Accordingly, it is an object of the present invention to provide an apparatus and method for driving scanning lines of a liquid crystal panel, which prevent generation of flickers appearing due to misalignment of TFTs.
In order to achieve this and other objects of the invention, an apparatus for driving scanning lines of a liquid crystal panel having TFTs according to the present invention includes a driving unit for selectively generating a first scan signal or a second scan signal based on control signals to drive the plurality of scanning lines, one of the control signals indicating whether or not at least one of the TFTs is misaligned.

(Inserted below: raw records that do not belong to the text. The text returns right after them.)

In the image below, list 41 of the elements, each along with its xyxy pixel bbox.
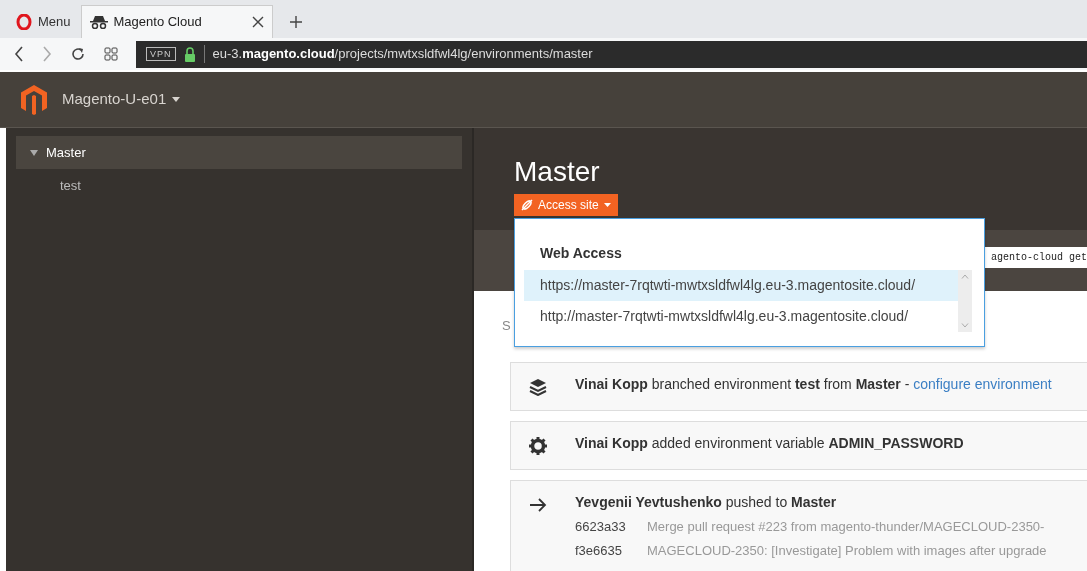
magento-logo-icon bbox=[20, 83, 48, 116]
collapse-caret-icon bbox=[30, 148, 38, 157]
commit-message: Merge pull request #223 from magento-thunder/MAGECLOUD-2350- bbox=[647, 517, 1045, 536]
incognito-icon bbox=[89, 15, 108, 29]
layers-icon bbox=[529, 378, 547, 397]
new-tab-plus-icon[interactable] bbox=[288, 14, 303, 29]
back-icon[interactable] bbox=[14, 46, 24, 62]
close-icon[interactable] bbox=[251, 16, 264, 28]
scroll-up-icon bbox=[961, 274, 969, 279]
tree-item[interactable]: Master bbox=[16, 136, 462, 169]
site-url-link[interactable]: http://master-7rqtwti-mwtxsldfwl4lg.eu-3.magentosite.cloud/ bbox=[524, 301, 958, 332]
vpn-badge[interactable]: VPN bbox=[146, 47, 176, 61]
configure-link[interactable]: configure environment bbox=[913, 375, 1052, 392]
lock-icon bbox=[183, 46, 196, 62]
caret-icon bbox=[603, 203, 611, 207]
tree-item[interactable]: test bbox=[16, 169, 462, 202]
dropdown-heading: Web Access bbox=[540, 244, 622, 263]
gear-icon bbox=[529, 437, 547, 456]
activity-text: Yevgenii Yevtushenko pushed to Master bbox=[575, 492, 838, 512]
environment-title: Master bbox=[514, 156, 601, 188]
scrollbar[interactable] bbox=[958, 270, 972, 332]
speed-dial-icon[interactable] bbox=[104, 47, 118, 61]
command-snippet: agento-cloud get bbox=[983, 247, 1087, 268]
site-url-link[interactable]: https://master-7rqtwti-mwtxsldfwl4lg.eu-3.magentosite.cloud/ bbox=[524, 270, 958, 301]
reload-icon[interactable] bbox=[70, 46, 86, 62]
project-selector[interactable]: Magento-U-e01 bbox=[62, 88, 181, 111]
link-icon bbox=[521, 199, 533, 211]
section-label: S bbox=[502, 317, 511, 335]
activity-text: Vinai Kopp branched environment test from Master - configure environment bbox=[575, 374, 1052, 394]
activity-text: Vinai Kopp added environment variable ADMIN_PASSWORD bbox=[575, 433, 964, 453]
caret-icon bbox=[172, 97, 181, 102]
commit-message: MAGECLOUD-2350: [Investigate] Problem with images after upgrade bbox=[647, 541, 1047, 560]
menu-button[interactable]: Menu bbox=[6, 6, 81, 38]
address-bar[interactable]: VPN eu-3.magento.cloud/projects/mwtxsldfwl4lg/environments/master bbox=[136, 40, 1087, 68]
opera-logo-icon bbox=[16, 14, 32, 30]
commit-hash[interactable]: f3e6635 bbox=[575, 540, 625, 561]
commit-hash[interactable]: 6623a33 bbox=[575, 516, 625, 537]
browser-tab[interactable]: Magento Cloud bbox=[80, 5, 273, 38]
url-text: eu-3.magento.cloud/projects/mwtxsldfwl4lg/environments/master bbox=[212, 45, 593, 64]
scroll-down-icon bbox=[961, 323, 969, 328]
tab-title: Magento Cloud bbox=[113, 13, 203, 32]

In a liquid crystal display device including a liquid crystal panel having thin film transistors (TFTs) and a plurality of scanning lines connected to the TFTs, a method for driving the plurality of scanning lines according to the present invention includes the steps of selectively generating a first scan signal or a second scan signal based on control signals, one of the control signals indicating whether or not at least one of the TFTs is misaligned; and applying the generated first or second scan signal to the liquid crystal panel to drive the plurality of scanning lines.
These and other objects of the present application will become more readily apparent from the detailed description given hereinafter. However, it should be understood that the detailed description and specific examples, while indicating preferred embodiments of the invention, are given by way of illustration only, since various changes and modifications within the spirit and scope of the invention will become apparent to those skilled in the art from this detailed descriptions.